On January 13, 2011, a JetBlue FFDO's bag carrying his gun was accidentally picked up by a passenger flying to West Palm Beach, Florida. When the passenger realized the bag was not hers, she notified a flight attendant. The FFDO's firearm was appropriately locked and secured and could not have been accessed or fired even if found.

In June 2015, a United Airlines FFDO threw live ammunition in the trash before eventually deciding to flush it down the lavatory toilet on an international flight from Houston to Munich.

In February 2017, a Southwest Airlines FFDO disembarked a plane in Phoenix, Arizona, leaving a loaded firearm unattended in the cockpit, after the FFDO was accused by a flight attendant of watching footage from a camera hidden in the airplane's lavatory.
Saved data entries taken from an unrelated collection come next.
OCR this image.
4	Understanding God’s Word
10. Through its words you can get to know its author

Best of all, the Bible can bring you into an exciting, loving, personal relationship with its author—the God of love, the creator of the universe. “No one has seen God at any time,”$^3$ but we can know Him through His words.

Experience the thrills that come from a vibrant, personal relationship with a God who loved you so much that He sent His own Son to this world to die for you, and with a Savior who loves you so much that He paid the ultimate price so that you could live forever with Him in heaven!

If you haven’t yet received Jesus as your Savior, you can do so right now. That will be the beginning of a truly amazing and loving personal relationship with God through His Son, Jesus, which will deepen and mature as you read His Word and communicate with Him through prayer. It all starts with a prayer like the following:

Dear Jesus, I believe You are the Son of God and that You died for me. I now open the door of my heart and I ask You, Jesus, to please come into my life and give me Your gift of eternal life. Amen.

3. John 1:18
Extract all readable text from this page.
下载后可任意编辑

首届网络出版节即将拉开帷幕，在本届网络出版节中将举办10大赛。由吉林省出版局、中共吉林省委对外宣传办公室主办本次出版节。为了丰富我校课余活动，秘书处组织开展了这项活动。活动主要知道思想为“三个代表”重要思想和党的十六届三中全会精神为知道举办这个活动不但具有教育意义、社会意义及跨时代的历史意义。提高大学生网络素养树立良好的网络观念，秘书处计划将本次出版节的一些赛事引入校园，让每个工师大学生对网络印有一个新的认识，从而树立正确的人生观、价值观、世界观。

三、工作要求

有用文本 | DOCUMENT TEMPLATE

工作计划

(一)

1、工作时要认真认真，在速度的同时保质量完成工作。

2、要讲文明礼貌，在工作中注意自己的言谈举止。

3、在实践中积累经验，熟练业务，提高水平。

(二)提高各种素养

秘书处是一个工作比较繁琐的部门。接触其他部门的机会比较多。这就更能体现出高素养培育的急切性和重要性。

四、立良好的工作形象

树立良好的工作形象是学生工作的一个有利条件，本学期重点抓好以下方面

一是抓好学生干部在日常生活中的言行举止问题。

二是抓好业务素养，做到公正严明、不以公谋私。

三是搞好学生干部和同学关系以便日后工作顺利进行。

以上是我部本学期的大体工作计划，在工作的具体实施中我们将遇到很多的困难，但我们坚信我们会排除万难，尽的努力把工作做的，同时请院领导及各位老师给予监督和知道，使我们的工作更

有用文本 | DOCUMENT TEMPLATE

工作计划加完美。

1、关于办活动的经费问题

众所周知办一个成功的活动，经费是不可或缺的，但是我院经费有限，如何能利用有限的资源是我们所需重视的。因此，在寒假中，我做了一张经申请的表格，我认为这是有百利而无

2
In August 2022, a Delta Air Lines FFDO allegedly used his firearm to assault and intimidate a fellow crew member in response to a possible diversion of the aircraft due to a medical situation.

In January 2025, PSA Airlines FFDO Captain Jonathan Campos was killed in the line of duty in a midair collision on final approach to Ronald Reagan Washington National Airport in Washington, D.C. His is the first and only line of duty death of an FFDO.